The CDC recommends showering off as soon as you come inside--specifically within two hours of being outdoors to lower infection risk. This method washes away any ticks that have not yet attached.
Use insect repellant when you know you will be outside with any chance of rubbing against vegetation, or if you will be walking through woods, brush, or tall grass. Contrary to common beliefs, ticks cannot actually jump, but it only takes a momentary contact for them to transfer themselves. Use chemical repellents only on clothing if possible, and combine with natural repellants on skin. Natural repellants with lemon eucalyptus oil were tested to be among the effective options. Wash outdoor clothing in hot water between uses and dry in a hot dryer to kill any ticks.
2. Remove ticks properly.
DO Use tweezers and pull straight up on the base of where the tick is attached. You want to be as close to the skin as possible and the goal is to get the tick out in one piece.
DO clean the area with soap and water afterwards. You may also use an antiseptic such as alcohol. Remember to wash your hands and tweezers with hot soapy water as well when finished.
DO Watch for a rash and seek care if one develops.

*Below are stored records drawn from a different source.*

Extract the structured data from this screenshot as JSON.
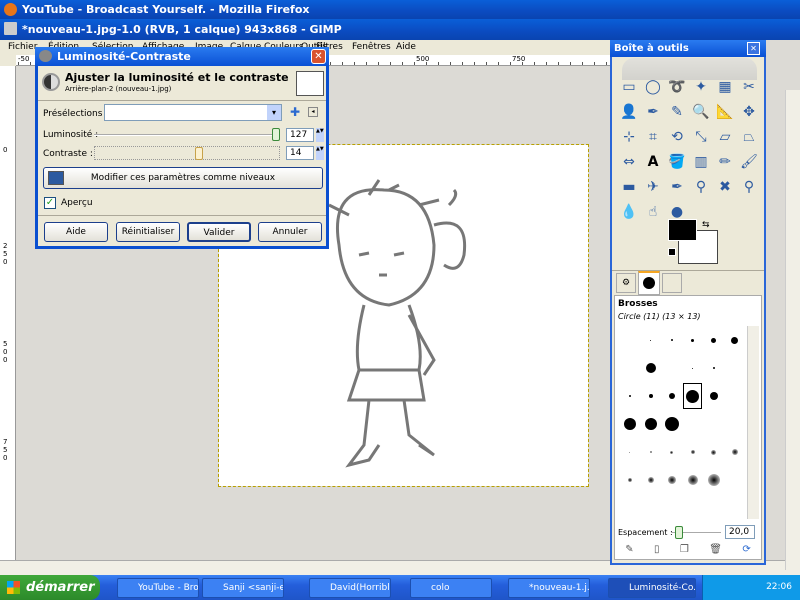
{
  "firefox_title": "YouTube - Broadcast Yourself. - Mozilla Firefox",
  "gimp_title": "*nouveau-1.jpg-1.0 (RVB, 1 calque) 943x868 - GIMP",
  "menu": [
    "Fichier",
    "Édition",
    "Sélection",
    "Affichage",
    "Image",
    "Calque",
    "Couleurs",
    "Outils",
    "Filtres",
    "Fenêtres",
    "Aide"
  ],
  "ruler": {
    "h": [
      "-50",
      "500",
      "750"
    ],
    "v": [
      "0",
      "2 5 0",
      "5 0 0",
      "7 5 0"
    ]
  },
  "dialog": {
    "title": "Luminosité-Contraste",
    "heading": "Ajuster la luminosité et le contraste",
    "subheading": "Arrière-plan-2 (nouveau-1.jpg)",
    "presets_label": "Présélections :",
    "presets_value": "",
    "brightness_label": "Luminosité :",
    "brightness_value": "127",
    "brightness_fraction": 1.0,
    "contrast_label": "Contraste :",
    "contrast_value": "14",
    "contrast_fraction": 0.56,
    "levels_button": "Modifier ces paramètres comme niveaux",
    "preview_label": "Aperçu",
    "preview_checked": true,
    "buttons": {
      "help": "Aide",
      "reset": "Réinitialiser",
      "ok": "Valider",
      "cancel": "Annuler"
    }
  },
  "toolbox": {
    "title": "Boîte à outils",
    "tools": [
      "rect-select",
      "ellipse-select",
      "free-select",
      "fuzzy-select",
      "color-select",
      "scissors",
      "foreground-select",
      "paths",
      "color-picker",
      "zoom",
      "measure",
      "move",
      "align",
      "crop",
      "rotate",
      "scale",
      "shear",
      "perspective",
      "flip",
      "text",
      "bucket-fill",
      "blend",
      "pencil",
      "paintbrush",
      "eraser",
      "airbrush",
      "ink",
      "clone",
      "heal",
      "perspective-clone",
      "blur",
      "smudge",
      "dodge-burn"
    ],
    "fg_color": "#000000",
    "bg_color": "#ffffff",
    "brushes_title": "Brosses",
    "brush_name": "Circle (11) (13 × 13)",
    "spacing_label": "Espacement :",
    "spacing_value": "20,0"
  },
  "taskbar": {
    "start": "démarrer",
    "tasks": [
      "YouTube - Bro...",
      "Sanji <sanji-e...",
      "David(Horrible...",
      "colo",
      "*nouveau-1.j...",
      "Luminosité-Co..."
    ],
    "clock": "22:06"
  }
}
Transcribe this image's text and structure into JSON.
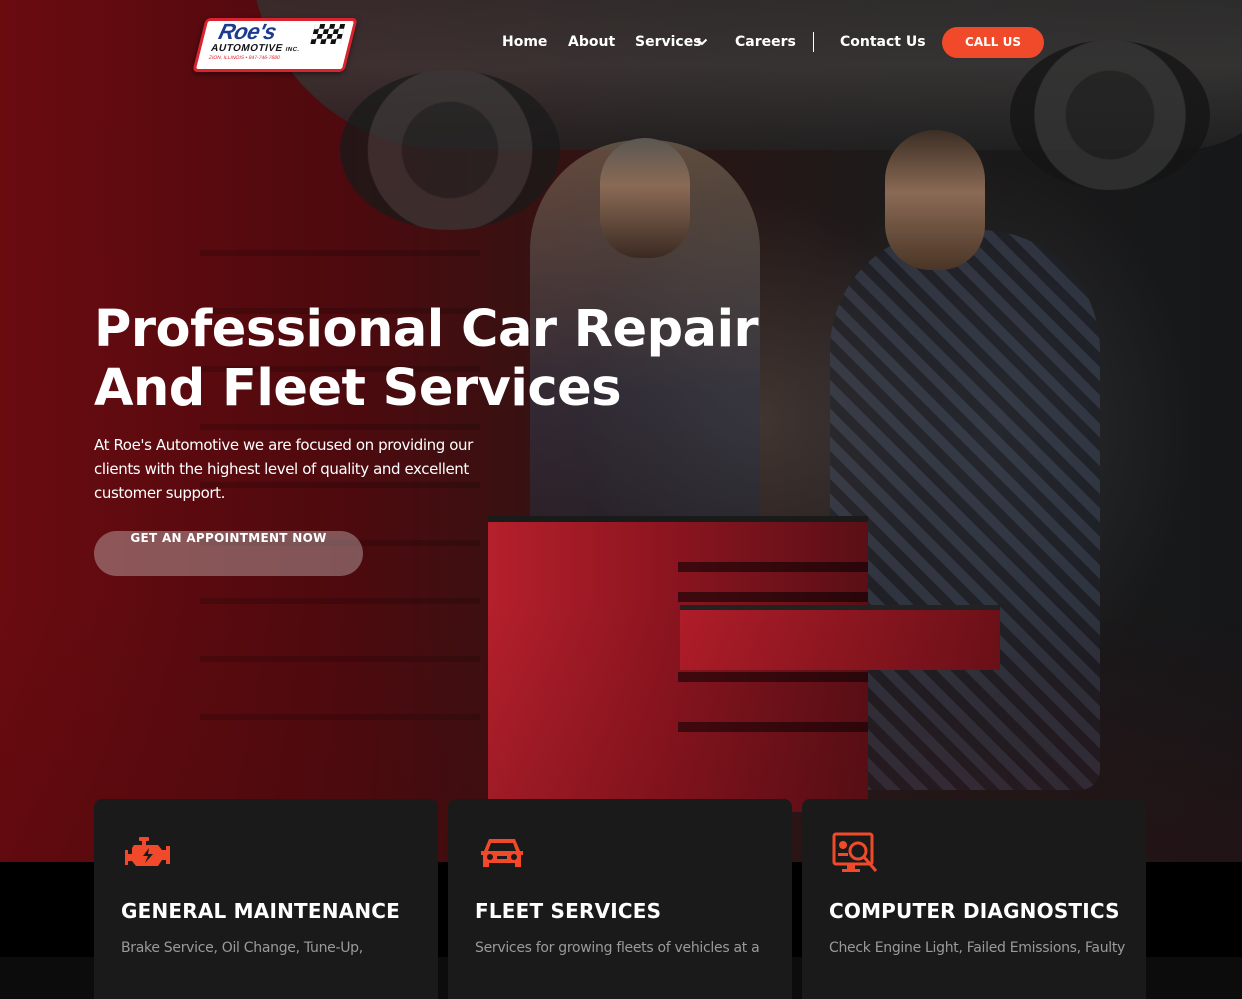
{
  "brand": {
    "logo_word": "Roe's",
    "logo_sub": "AUTOMOTIVE",
    "logo_inc": "INC.",
    "logo_line": "ZION, ILLINOIS • 847-746-7680"
  },
  "nav": {
    "items": [
      {
        "label": "Home"
      },
      {
        "label": "About"
      },
      {
        "label": "Services"
      },
      {
        "label": "Careers"
      },
      {
        "label": "Contact Us"
      }
    ],
    "cta_label": "CALL US"
  },
  "hero": {
    "title_line1": "Professional Car Repair",
    "title_line2": "And Fleet Services",
    "subtitle": "At Roe's Automotive we are focused on providing our clients with the highest level of quality and excellent customer support.",
    "button_label": "GET AN APPOINTMENT NOW"
  },
  "services": [
    {
      "icon": "engine-icon",
      "title": "GENERAL MAINTENANCE",
      "text": "Brake Service, Oil Change, Tune-Up,"
    },
    {
      "icon": "car-icon",
      "title": "FLEET SERVICES",
      "text": "Services for growing fleets of vehicles at a"
    },
    {
      "icon": "diagnostics-icon",
      "title": "COMPUTER DIAGNOSTICS",
      "text": "Check Engine Light, Failed Emissions, Faulty"
    }
  ],
  "colors": {
    "accent": "#f14a2a",
    "hero_red": "#6a0b10",
    "card_bg": "#1a1a1b"
  }
}
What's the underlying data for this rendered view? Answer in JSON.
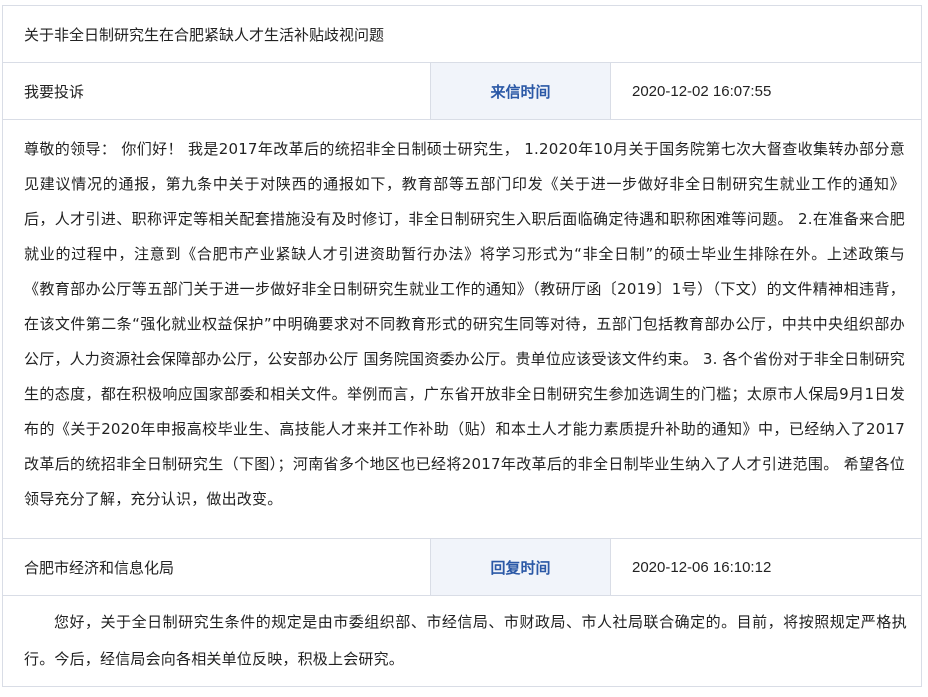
{
  "letter": {
    "title": "关于非全日制研究生在合肥紧缺人才生活补贴歧视问题",
    "sender": "我要投诉",
    "sent_label": "来信时间",
    "sent_time": "2020-12-02 16:07:55",
    "content": "尊敬的领导： 你们好！ 我是2017年改革后的统招非全日制硕士研究生， 1.2020年10月关于国务院第七次大督查收集转办部分意见建议情况的通报，第九条中关于对陕西的通报如下，教育部等五部门印发《关于进一步做好非全日制研究生就业工作的通知》后，人才引进、职称评定等相关配套措施没有及时修订，非全日制研究生入职后面临确定待遇和职称困难等问题。 2.在准备来合肥就业的过程中，注意到《合肥市产业紧缺人才引进资助暂行办法》将学习形式为“非全日制”的硕士毕业生排除在外。上述政策与《教育部办公厅等五部门关于进一步做好非全日制研究生就业工作的通知》（教研厅函〔2019〕1号）（下文）的文件精神相违背，在该文件第二条“强化就业权益保护”中明确要求对不同教育形式的研究生同等对待，五部门包括教育部办公厅，中共中央组织部办公厅，人力资源社会保障部办公厅，公安部办公厅 国务院国资委办公厅。贵单位应该受该文件约束。 3. 各个省份对于非全日制研究生的态度，都在积极响应国家部委和相关文件。举例而言，广东省开放非全日制研究生参加选调生的门槛；太原市人保局9月1日发布的《关于2020年申报高校毕业生、高技能人才来并工作补助（贴）和本土人才能力素质提升补助的通知》中，已经纳入了2017改革后的统招非全日制研究生（下图）；河南省多个地区也已经将2017年改革后的非全日制毕业生纳入了人才引进范围。 希望各位领导充分了解，充分认识，做出改变。"
  },
  "reply": {
    "department": "合肥市经济和信息化局",
    "reply_label": "回复时间",
    "reply_time": "2020-12-06 16:10:12",
    "content": "您好，关于全日制研究生条件的规定是由市委组织部、市经信局、市财政局、市人社局联合确定的。目前，将按照规定严格执行。今后，经信局会向各相关单位反映，积极上会研究。"
  }
}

This may be a classic "bullseye" rash OR a solid rash. The rash won't be itchy in most cases and many people do not develop a rash so it is important monitor yourself for new symptoms for 30 days.
Do NOT twist or squish the tick body as you pull.
Do NOT use vaseline (or nail polish, or tape) as a smothering method which has been proven to be ineffective, and can cause the tick to burrow in deeper.
3. Treat early.
Antimicrobial and/or immune supportive herbs can be recommended by your natural health care provider, whether you take a coarse of antibiotics or not.
If you do develop a rash or symptoms, or have a positive test for Lyme, your physician may prescribe a courseof antibiotics. This can be quite lengthy, is typically hard on the digestive system, and can cause other long term symptoms. Talk to your natural health provider about ways to manage side effects of antibiotics, if you require them. Probiotics and fermented food confer protective effects on the gut during this time, but be sure to take them separately from your medications.
4. Manage symptoms.
Lyme in particular may present as a flu-like illness in the acute stage--fatigue, fever and head and body ache/stiffness. In a small percentage of individuals, Lyme symptoms and may be more serious and last a long time. Untreated or chronic Lyme presents with a myriad of symptoms that can mimic other diseases and can linger for months. Acupuncture can be helpful in these cases for managing joint pain and neuropathy. Let your healthcare provider know if you have a history of tick bites.